В это время принесли письмо от Эльзы. Я разорвала конверт и стала, как всегда, читать письмо вслух. Вслед за разными новостями Эльза писала, что Т. Яковлева, с которой Володя познакомился в Париже и в которую был еще по инерции влюблен, выходит замуж за какого-то, кажется, виконта, что венчается с ним в церкви, в белом платье, с флердоранжем, что она вне себя от беспокойства, как бы Володя не узнал об этом и не учинил скандала, который может ей повредить и даже расстроить брак. В конце письма Эльза просит посему-поэтому ничего не говорить Володе. Но письмо уже прочитано. Володя помрачнел. Встал и сказал: что ж, я пойду. Куда ты? Рано, машина еще не пришла. Но он взял чемодан, поцеловал меня и ушел. Когда вернулся шофер, он рассказал, что встретил Владимира Владимировича на Воронцовской, что он с грохотом бросил чемодан в машину и изругал шофера последним словом, чего с ним раньше никогда не бывало. Потом всю дорогу молчал. А когда доехали до вокзала, сказал: «Простите, не сердитесь на меня, товарищ Гамазин, пожалуйста, у меня сердце болит».

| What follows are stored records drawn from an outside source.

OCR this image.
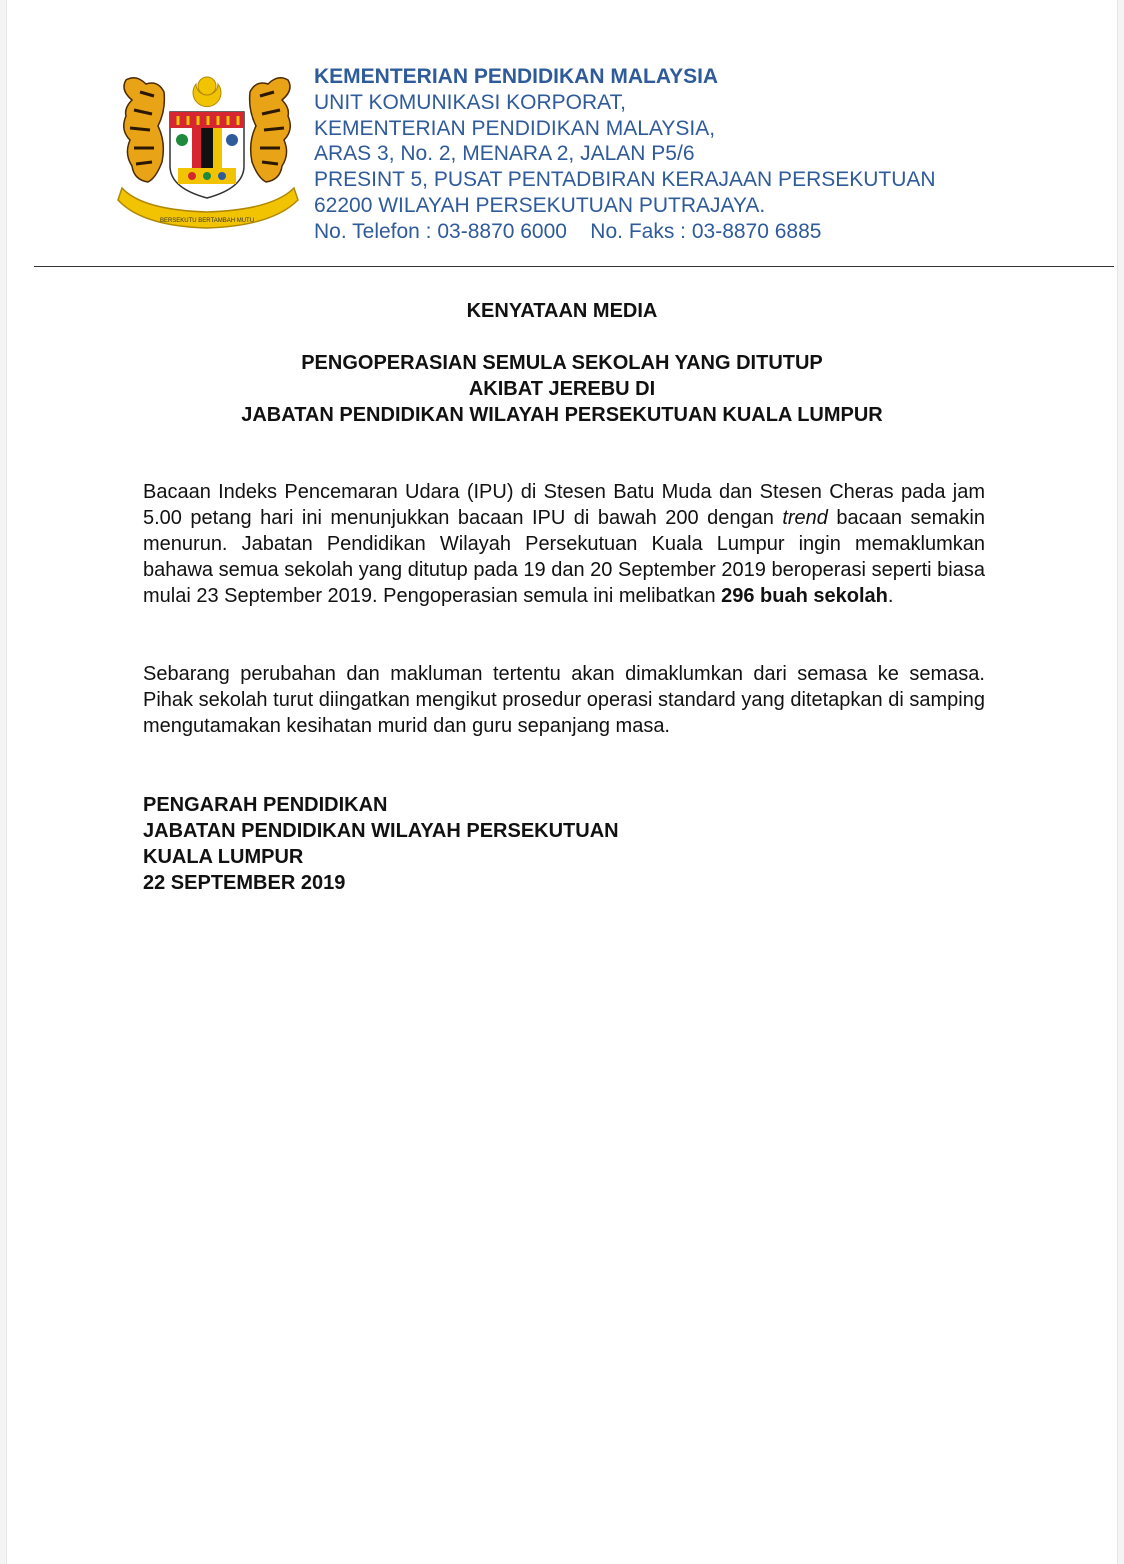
BERSEKUTU BERTAMBAH MUTU
KEMENTERIAN PENDIDIKAN MALAYSIA
UNIT KOMUNIKASI KORPORAT,
KEMENTERIAN PENDIDIKAN MALAYSIA,
ARAS 3, No. 2, MENARA 2, JALAN P5/6
PRESINT 5, PUSAT PENTADBIRAN KERAJAAN PERSEKUTUAN
62200 WILAYAH PERSEKUTUAN PUTRAJAYA.
No. Telefon : 03-8870 6000    No. Faks : 03-8870 6885
KENYATAAN MEDIA
PENGOPERASIAN SEMULA SEKOLAH YANG DITUTUP
AKIBAT JEREBU DI
JABATAN PENDIDIKAN WILAYAH PERSEKUTUAN KUALA LUMPUR
Bacaan Indeks Pencemaran Udara (IPU) di Stesen Batu Muda dan Stesen Cheras pada jam 5.00 petang hari ini menunjukkan bacaan IPU di bawah 200 dengan trend bacaan semakin menurun. Jabatan Pendidikan Wilayah Persekutuan Kuala Lumpur ingin memaklumkan bahawa semua sekolah yang ditutup pada 19 dan 20 September 2019 beroperasi seperti biasa mulai 23 September 2019. Pengoperasian semula ini melibatkan 296 buah sekolah.
Sebarang perubahan dan makluman tertentu akan dimaklumkan dari semasa ke semasa. Pihak sekolah turut diingatkan mengikut prosedur operasi standard yang ditetapkan di samping mengutamakan kesihatan murid dan guru sepanjang masa.
PENGARAH PENDIDIKAN
JABATAN PENDIDIKAN WILAYAH PERSEKUTUAN
KUALA LUMPUR
22 SEPTEMBER 2019
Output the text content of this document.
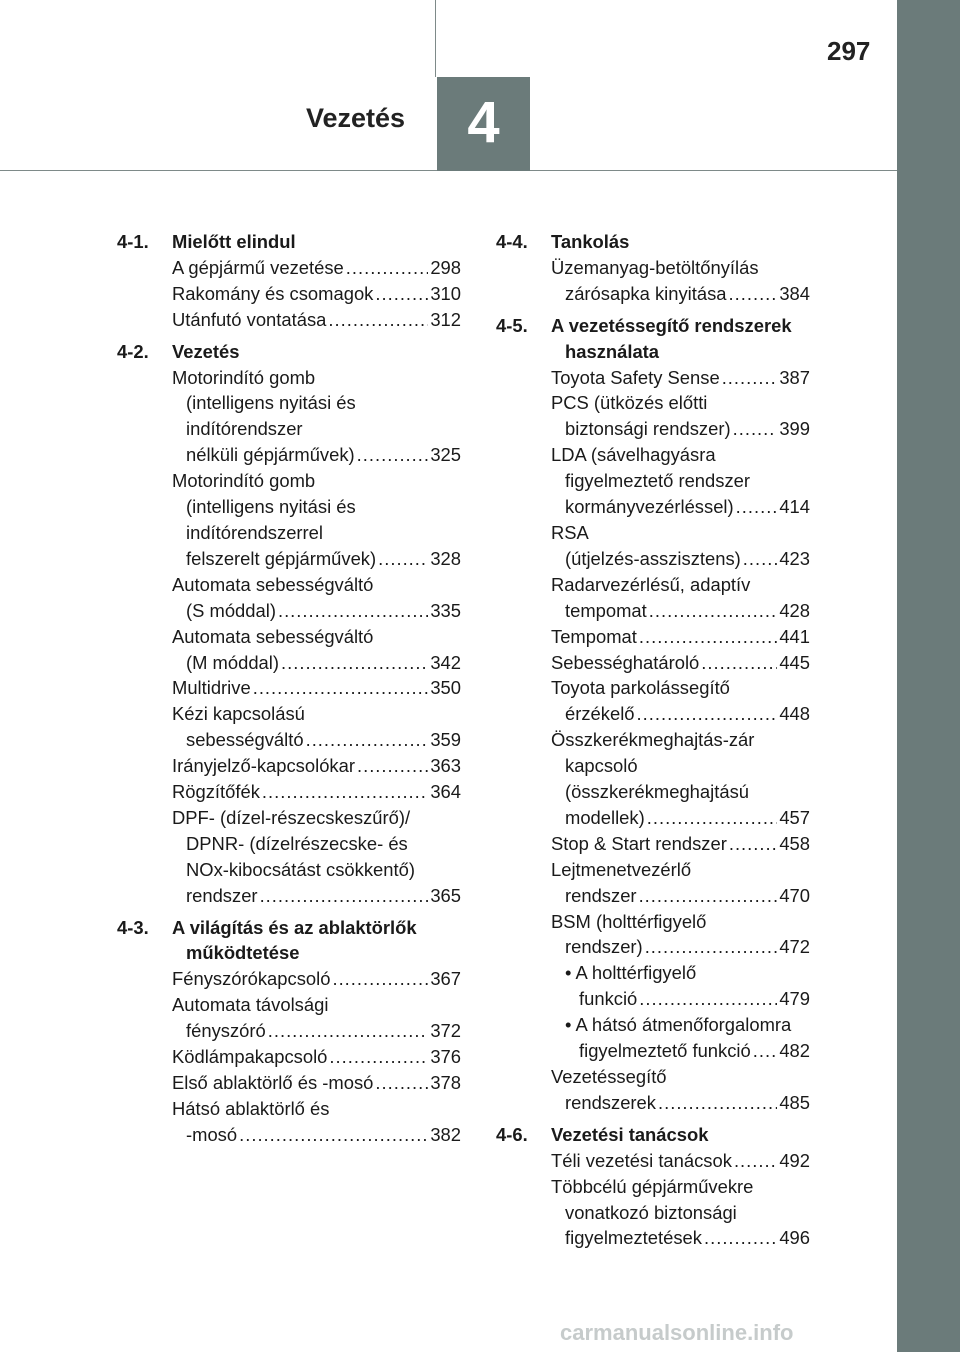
4
Vezetés
297
4-1.	Mielőtt elindul
A gépjármű vezetése .....	298
Rakomány és csomagok .....	310
Utánfutó vontatása .....	312
4-2.	Vezetés
Motorindító gomb
(intelligens nyitási és
indítórendszer
nélküli gépjárművek) .....	325
Motorindító gomb
(intelligens nyitási és
indítórendszerrel
felszerelt gépjárművek) .....	328
Automata sebességváltó
(S móddal) .....	335
Automata sebességváltó
(M móddal) .....	342
Multidrive .....	350
Kézi kapcsolású
sebességváltó .....	359
Irányjelző-kapcsolókar .....	363
Rögzítőfék .....	364
DPF- (dízel-részecskeszűrő)/
DPNR- (dízelrészecske- és
NOx-kibocsátást csökkentő)
rendszer .....	365
4-3.	A világítás és az ablaktörlők
működtetése
Fényszórókapcsoló .....	367
Automata távolsági
fényszóró .....	372
Ködlámpakapcsoló .....	376
Első ablaktörlő és -mosó .....	378
Hátsó ablaktörlő és
-mosó .....	382
4-4.	Tankolás
Üzemanyag-betöltőnyílás
zárósapka kinyitása .....	384
4-5.	A vezetéssegítő rendszerek
használata
Toyota Safety Sense .....	387
PCS (ütközés előtti
biztonsági rendszer) .....	399
LDA (sávelhagyásra
figyelmeztető rendszer
kormányvezérléssel) ..... 414
RSA
(útjelzés-asszisztens) ..... 423
Radarvezérlésű, adaptív
tempomat .....	428
Tempomat .....	441
Sebességhatároló .....	445
Toyota parkolássegítő
érzékelő .....	448
Összkerékmeghajtás-zár
kapcsoló
(összkerékmeghajtású
modellek) .....	457
Stop & Start rendszer .....	458
Lejtmenetvezérlő
rendszer .....	470
BSM (holttérfigyelő
rendszer) .....	472
• A holttérfigyelő
funkció .....	479
• A hátsó átmenőforgalomra
figyelmeztető funkció ..... 482
Vezetéssegítő
rendszerek .....	485
4-6.	Vezetési tanácsok
Téli vezetési tanácsok .....	492
Többcélú gépjárművekre
vonatkozó biztonsági
figyelmeztetések .....	496
carmanualsonline.info
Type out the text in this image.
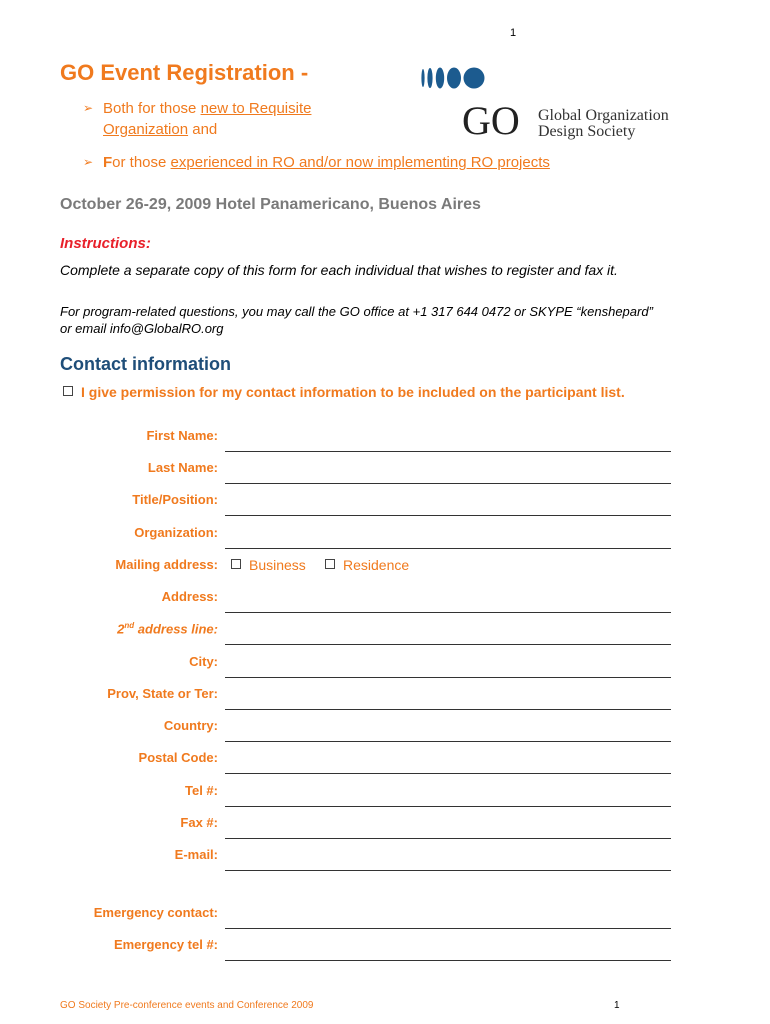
1
GO Event Registration -
➢ Both for those new to Requisite Organization and
➢ For those experienced in RO and/or now implementing RO projects
GO Global Organization
Design Society
October 26-29, 2009 Hotel Panamericano, Buenos Aires
Instructions:
Complete a separate copy of this form for each individual that wishes to register and fax it.
For program-related questions, you may call the GO office at +1 317 644 0472 or SKYPE “kenshepard” or email info@GlobalRO.org
Contact information
I give permission for my contact information to be included on the participant list.
First Name:
Last Name:
Title/Position:
Organization:
Mailing address:	Business	Residence
Address:
2nd address line:
City:
Prov, State or Ter:
Country:
Postal Code:
Tel #:
Fax #:
E-mail:
Emergency contact:
Emergency tel #:
GO Society Pre-conference events and Conference 2009	1
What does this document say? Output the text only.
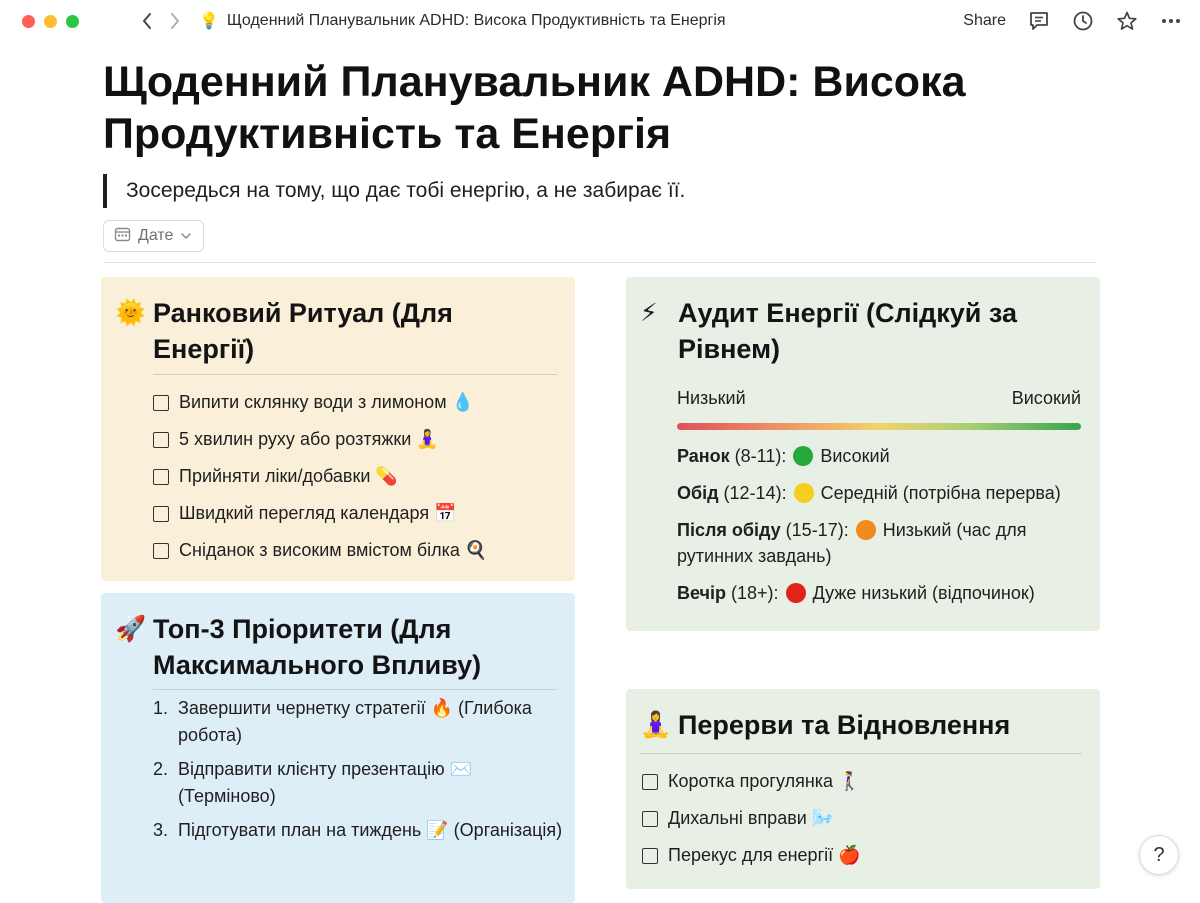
💡 Щоденний Планувальник ADHD: Висока Продуктивність та Енергія	Share
Щоденний Планувальник ADHD: Висока Продуктивність та Енергія
Зосередься на тому, що дає тобі енергію, а не забирає її.
Дате
🌞 Ранковий Ритуал (Для Енергії)
Випити склянку води з лимоном 💧
5 хвилин руху або розтяжки 🧘‍♀️
Прийняти ліки/добавки 💊
Швидкий перегляд календаря 📅
Сніданок з високим вмістом білка 🍳
🚀 Топ-3 Пріоритети (Для Максимального Впливу)
1. Завершити чернетку стратегії 🔥 (Глибока робота)
2. Відправити клієнту презентацію ✉️ (Терміново)
3. Підготувати план на тиждень 📝 (Організація)
⚡ Аудит Енергії (Слідкуй за Рівнем)
Низький	Високий
Ранок (8-11): Високий
Обід (12-14): Середній (потрібна перерва)
Після обіду (15-17): Низький (час для рутинних завдань)
Вечір (18+): Дуже низький (відпочинок)
🧘‍♀️ Перерви та Відновлення
Коротка прогулянка 🚶‍♀️
Дихальні вправи 🌬️
Перекус для енергії 🍎	?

Я очень беспокоилась тогда за Володю и утром позвонила ему в Ленинград, в «Европейскую» гостиницу, где он остановился. Я сказала ему, что места себе не нахожу, что в страшной тревоге за него. Он ответил фразой из старого анекдота: «Эта лошадь кончилась», – и сказал, что я беспокоюсь зря.
«А может быть, все-таки приехать к тебе? Хочешь?» – Он обрадовался.
Я выехала в тот же вечер. Володя был невыразимо рад мне, не отпускал ни на шаг. Мы ездили вместе на все его выступления – и в больших залах, и у студентов, в каких-то до отказа набитых комнатах. Выступлений было иногда по два и по три в день, и почти на каждом Володя поминал не то барона, не то виконта: «Мы работаем, мы не французские виконты». Или: «Это вам не французский виконт». Или: «Если б я был бароном…»
Видно, боль отошла уже, но его продолжало мучить самолюбие, осталась обида – он чувствовал себя дураком перед собой, передо мной, что так ошибся. Он столько раз говорил мне: «Она своя, ни за что не останется за границей…»
Судя по публикации Романа Якобсона, Володя бросил писать ей, когда узнал, что она не вернется. Правда, в это время он был уже влюблен в Нору Полонскую.
Часами смотрела я тогда в Ленинграде, как Володя играл на бильярде с Борисом Барнетом. Он был и мрачен, и бурно-весел одновременно.
Но не всегда я могла ходить за ним по пятам. Да он бы не допустил этого. Усмотреть за ним было невозможно. Если б он хоть на минуту увидел опеку с моей стороны, он, вероятно, разлюбил бы меня. К счастью, мне была несвойственна роль няньки.
Когда Володя застрелился, меня не было в Москве. Если б я в это время была дома, может быть, и в этот раз смерть отодвинулась бы. Кто знает!
После Володиной смерти всё время, пока мы жили на Гендриковом, я не переставала слышать, как он приходит домой, открывает дверь своим ключом и со стуком надевает трость на вешалку в передней; не переставала видеть, как, войдя, он немедленно снимает пиджак, ласкает Бульку, идет в ванную без полотенца и возвращается к себе в комнату, неся перед собой мокрые большие руки. По утрам он сидел рядом со мной, боком к столу, прихлебывал чай, читал газеты.
И до сих пор я вижу его на улицах Москвы и Ленинграда и часто называю близких людей – Володя.